Out of Your Mind

“If you think unruly and unfocused committees in your company or your community can be a frustrating waste of time, try the one in your head.” ~ David Allen

According to statistics, busy professionals have an average of 200 hours of uncompleted work at any one time.  Wow. Add to that all of the commitments we make in our personal lives and managing busy households and it’s no wonder we have trouble focusing.

A good many of you, I’ll bet, keep much of what you are responsible for, and may have to do on any given day, stored away somewhere in the recesses of your brain.  The trouble with this type of storage device is that it doesn’t know when you should or shouldn’t be doing things, so your brain will often tell you that you ought to be doing something at the worst possible time.  Maybe when you’re in the middle of an important discussion at work or even worse, while you’re trying to go to sleep at night.

Productivity gurus like David Allen are absolutely adamant that the only way to maintain your sanity and actually get the important things done, is to manage all of the things you have to do in a system outside of your brain.   Your system needs to be bullet-proof, as he calls it, in order for you to remain focused and engaged.

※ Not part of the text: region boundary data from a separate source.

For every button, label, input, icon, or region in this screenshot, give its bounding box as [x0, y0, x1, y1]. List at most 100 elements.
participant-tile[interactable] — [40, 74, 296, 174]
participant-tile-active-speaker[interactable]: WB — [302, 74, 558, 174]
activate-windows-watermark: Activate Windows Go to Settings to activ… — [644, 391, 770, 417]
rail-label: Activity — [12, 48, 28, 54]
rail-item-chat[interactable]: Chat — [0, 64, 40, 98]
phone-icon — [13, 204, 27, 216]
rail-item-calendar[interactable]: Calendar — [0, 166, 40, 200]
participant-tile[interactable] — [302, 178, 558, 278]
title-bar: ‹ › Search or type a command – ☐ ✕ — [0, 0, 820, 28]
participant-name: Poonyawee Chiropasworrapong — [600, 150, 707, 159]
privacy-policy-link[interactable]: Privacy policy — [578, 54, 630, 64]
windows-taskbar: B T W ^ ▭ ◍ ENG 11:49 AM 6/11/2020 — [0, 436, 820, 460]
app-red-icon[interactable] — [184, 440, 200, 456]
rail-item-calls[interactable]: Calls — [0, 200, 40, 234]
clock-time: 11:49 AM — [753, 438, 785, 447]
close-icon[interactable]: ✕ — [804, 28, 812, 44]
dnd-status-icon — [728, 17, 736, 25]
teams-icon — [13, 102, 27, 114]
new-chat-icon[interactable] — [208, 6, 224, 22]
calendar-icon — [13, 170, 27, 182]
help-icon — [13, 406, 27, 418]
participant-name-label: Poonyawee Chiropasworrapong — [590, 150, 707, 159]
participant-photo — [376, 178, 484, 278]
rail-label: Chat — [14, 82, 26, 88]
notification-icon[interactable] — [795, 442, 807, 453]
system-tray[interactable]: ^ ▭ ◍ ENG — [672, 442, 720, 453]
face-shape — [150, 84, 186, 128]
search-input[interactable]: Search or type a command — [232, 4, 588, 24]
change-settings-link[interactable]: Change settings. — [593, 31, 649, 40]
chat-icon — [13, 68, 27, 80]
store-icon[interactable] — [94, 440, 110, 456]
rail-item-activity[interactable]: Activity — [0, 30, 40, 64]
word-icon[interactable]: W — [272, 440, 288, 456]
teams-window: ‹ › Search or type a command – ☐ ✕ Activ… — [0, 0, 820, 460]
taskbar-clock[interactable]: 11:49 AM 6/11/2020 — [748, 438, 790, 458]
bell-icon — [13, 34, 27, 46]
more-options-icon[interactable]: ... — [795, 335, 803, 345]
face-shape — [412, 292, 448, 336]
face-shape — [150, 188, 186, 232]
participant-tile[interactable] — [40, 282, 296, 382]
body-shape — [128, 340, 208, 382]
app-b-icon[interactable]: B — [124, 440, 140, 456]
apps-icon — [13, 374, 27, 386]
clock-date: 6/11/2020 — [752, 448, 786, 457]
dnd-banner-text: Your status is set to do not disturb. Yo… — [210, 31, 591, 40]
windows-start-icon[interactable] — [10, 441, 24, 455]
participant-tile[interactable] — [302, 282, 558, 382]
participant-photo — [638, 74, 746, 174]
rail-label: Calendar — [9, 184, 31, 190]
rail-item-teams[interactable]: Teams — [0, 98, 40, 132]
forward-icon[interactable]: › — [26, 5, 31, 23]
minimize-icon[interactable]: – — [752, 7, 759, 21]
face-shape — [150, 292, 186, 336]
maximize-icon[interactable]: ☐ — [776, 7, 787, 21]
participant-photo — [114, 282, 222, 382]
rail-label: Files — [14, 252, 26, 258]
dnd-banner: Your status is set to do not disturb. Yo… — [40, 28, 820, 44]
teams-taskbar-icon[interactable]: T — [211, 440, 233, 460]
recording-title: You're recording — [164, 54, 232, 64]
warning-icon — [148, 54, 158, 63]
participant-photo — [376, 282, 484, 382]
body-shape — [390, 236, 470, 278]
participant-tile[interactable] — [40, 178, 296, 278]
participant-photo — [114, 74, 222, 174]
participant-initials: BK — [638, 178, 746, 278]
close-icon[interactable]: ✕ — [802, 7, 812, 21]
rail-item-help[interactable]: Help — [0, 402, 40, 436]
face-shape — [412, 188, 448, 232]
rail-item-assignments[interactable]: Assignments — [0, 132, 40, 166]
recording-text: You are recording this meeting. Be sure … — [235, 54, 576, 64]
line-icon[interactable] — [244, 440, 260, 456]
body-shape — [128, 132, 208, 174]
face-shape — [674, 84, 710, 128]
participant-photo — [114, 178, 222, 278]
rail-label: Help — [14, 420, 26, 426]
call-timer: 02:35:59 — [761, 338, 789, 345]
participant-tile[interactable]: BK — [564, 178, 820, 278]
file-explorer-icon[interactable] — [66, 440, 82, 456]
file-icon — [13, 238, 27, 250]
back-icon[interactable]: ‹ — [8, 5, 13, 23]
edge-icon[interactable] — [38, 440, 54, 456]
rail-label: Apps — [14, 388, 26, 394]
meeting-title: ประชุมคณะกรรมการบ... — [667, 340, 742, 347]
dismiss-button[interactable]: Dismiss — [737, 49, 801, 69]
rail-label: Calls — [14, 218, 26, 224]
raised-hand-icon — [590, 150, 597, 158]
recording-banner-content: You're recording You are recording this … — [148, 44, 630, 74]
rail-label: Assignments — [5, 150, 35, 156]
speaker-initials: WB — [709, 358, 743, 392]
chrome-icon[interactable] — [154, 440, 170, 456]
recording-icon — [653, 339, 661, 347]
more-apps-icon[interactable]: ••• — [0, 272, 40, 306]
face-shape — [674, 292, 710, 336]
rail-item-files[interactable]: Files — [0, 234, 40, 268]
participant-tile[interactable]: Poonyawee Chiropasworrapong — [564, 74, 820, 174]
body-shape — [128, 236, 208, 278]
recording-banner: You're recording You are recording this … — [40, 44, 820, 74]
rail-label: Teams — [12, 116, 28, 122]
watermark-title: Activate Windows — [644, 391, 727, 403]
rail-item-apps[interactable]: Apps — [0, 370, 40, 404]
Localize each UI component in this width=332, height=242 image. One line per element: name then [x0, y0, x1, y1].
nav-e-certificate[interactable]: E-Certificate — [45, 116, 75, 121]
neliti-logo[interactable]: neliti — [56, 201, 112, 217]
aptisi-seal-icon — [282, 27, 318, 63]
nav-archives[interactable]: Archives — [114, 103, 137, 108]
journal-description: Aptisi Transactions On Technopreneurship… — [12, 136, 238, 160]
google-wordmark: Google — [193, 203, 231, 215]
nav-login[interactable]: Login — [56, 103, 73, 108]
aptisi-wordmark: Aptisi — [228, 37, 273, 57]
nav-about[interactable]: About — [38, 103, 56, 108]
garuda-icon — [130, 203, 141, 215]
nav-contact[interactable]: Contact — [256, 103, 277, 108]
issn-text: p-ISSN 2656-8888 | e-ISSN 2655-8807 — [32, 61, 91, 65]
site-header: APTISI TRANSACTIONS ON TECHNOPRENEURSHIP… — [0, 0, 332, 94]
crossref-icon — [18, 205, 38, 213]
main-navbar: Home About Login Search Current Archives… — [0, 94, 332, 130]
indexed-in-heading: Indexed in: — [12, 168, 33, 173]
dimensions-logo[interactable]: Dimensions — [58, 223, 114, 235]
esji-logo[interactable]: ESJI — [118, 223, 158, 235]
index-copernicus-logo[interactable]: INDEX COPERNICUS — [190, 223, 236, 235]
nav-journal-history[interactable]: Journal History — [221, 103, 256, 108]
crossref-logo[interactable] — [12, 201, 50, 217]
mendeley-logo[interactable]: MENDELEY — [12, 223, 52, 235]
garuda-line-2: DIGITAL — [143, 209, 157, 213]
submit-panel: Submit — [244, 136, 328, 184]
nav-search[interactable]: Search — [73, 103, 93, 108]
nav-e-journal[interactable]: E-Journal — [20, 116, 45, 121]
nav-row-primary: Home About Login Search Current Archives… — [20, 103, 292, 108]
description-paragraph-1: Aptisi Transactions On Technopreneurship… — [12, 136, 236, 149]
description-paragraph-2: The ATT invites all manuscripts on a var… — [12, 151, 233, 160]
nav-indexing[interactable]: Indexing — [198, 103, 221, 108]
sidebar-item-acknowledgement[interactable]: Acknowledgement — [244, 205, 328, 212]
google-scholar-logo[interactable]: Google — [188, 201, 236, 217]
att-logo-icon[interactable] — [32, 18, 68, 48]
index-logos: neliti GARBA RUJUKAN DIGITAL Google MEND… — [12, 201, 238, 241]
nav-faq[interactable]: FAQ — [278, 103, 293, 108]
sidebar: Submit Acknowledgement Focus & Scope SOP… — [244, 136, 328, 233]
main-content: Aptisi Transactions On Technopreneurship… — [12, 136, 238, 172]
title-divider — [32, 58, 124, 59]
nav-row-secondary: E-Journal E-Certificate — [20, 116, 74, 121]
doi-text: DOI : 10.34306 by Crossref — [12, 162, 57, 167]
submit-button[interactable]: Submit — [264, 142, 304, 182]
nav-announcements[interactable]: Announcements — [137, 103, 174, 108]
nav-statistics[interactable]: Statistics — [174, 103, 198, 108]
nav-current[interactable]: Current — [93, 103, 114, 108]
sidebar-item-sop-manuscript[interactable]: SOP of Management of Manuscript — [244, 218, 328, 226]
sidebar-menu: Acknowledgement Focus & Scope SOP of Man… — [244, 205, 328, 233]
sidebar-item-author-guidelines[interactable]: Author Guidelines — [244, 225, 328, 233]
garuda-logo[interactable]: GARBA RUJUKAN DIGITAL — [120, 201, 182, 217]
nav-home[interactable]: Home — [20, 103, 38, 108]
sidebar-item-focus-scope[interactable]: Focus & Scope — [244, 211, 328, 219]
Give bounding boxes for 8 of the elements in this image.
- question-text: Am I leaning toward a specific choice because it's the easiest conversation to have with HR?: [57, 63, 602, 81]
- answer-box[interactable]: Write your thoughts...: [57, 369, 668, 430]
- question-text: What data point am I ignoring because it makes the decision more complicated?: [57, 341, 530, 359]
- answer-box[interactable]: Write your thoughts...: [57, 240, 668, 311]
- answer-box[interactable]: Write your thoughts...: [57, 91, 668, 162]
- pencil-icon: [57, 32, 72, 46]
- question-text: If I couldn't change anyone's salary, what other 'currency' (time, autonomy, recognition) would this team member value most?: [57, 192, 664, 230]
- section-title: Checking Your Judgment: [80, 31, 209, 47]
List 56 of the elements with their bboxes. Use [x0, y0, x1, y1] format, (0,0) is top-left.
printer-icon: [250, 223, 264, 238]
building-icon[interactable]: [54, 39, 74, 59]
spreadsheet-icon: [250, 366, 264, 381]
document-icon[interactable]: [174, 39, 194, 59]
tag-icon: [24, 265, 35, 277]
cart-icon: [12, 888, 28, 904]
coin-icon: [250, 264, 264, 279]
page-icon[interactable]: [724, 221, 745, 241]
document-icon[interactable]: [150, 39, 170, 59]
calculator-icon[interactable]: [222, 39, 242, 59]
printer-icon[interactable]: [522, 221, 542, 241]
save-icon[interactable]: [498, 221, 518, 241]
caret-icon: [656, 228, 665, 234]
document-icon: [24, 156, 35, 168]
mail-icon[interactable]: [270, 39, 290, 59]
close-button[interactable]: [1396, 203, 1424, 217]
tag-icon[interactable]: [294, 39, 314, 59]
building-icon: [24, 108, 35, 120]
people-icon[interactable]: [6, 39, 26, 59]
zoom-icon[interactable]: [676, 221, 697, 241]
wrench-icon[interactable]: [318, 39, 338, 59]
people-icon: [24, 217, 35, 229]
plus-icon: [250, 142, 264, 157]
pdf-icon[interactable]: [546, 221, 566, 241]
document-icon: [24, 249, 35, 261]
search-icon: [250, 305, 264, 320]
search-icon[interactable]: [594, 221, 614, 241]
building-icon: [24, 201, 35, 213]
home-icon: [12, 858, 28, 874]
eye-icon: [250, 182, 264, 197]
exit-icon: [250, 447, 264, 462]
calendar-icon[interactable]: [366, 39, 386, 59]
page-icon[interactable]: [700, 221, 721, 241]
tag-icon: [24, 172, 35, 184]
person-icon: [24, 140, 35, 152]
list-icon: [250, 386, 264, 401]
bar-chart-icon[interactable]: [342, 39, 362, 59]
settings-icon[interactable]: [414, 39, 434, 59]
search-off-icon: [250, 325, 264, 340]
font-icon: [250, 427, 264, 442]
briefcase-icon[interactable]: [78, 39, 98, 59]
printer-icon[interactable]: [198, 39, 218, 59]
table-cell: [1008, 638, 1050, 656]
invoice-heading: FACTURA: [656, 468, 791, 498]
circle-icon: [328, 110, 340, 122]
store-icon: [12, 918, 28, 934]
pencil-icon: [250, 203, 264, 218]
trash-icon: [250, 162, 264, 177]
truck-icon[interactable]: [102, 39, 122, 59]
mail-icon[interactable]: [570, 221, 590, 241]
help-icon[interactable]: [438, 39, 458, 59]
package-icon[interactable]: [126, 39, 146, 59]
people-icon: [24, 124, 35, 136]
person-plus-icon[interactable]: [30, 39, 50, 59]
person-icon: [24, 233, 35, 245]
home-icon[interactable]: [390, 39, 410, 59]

He identifies 5 phases of managing action: 

  1. We COLLECT what we might or might not have to act on or pay attention to. 
  2. Then we PROCESS it and decide what that action is. 
  3. Next we ORGANIZE the results into: act on it now, refer to it later, or simply hold onto it for some other time. 
  4. At some point we REVIEW what we’ve organized and then eventually we . . .
  5. DO one or more of those actions.

The problem is that many of us attempt to use our brain for all of these phases of action management.  We collect information all day long through requests from others, email, text messages, social media and even self-interruptions.  Then we try to process whatever we can as quickly as possible in order to get it off the list – no mindfulness here. Much of the organization takes place in our brain (instead of a system), and we usually respond to the “latest and loudest inputs”, Allen says.  The process of reviewing is therefore incomplete as we can only remember small portions of what we should be doing at any one time. As a result, we do anything that we can to try to stop the constant busy signals our brain is sending and often retreat to the easiest things on our list instead of the most important.

What’s the answer to this dilemma? Well, the bad news is that you have to set up a reliable collection system and use it every day, throughout the day.  Whether it’s a single trusted notebook or an electronic list, get it into something as soon as it enters your brain.  Then you need to review that collection system every single day and in more detail once a week.  And finally, you should end up doing those important, priority tasks that lead to you feeling productive and in control at home and at the office.  Get Organized by design!

What have you found helpful in keeping track of everything in your brain?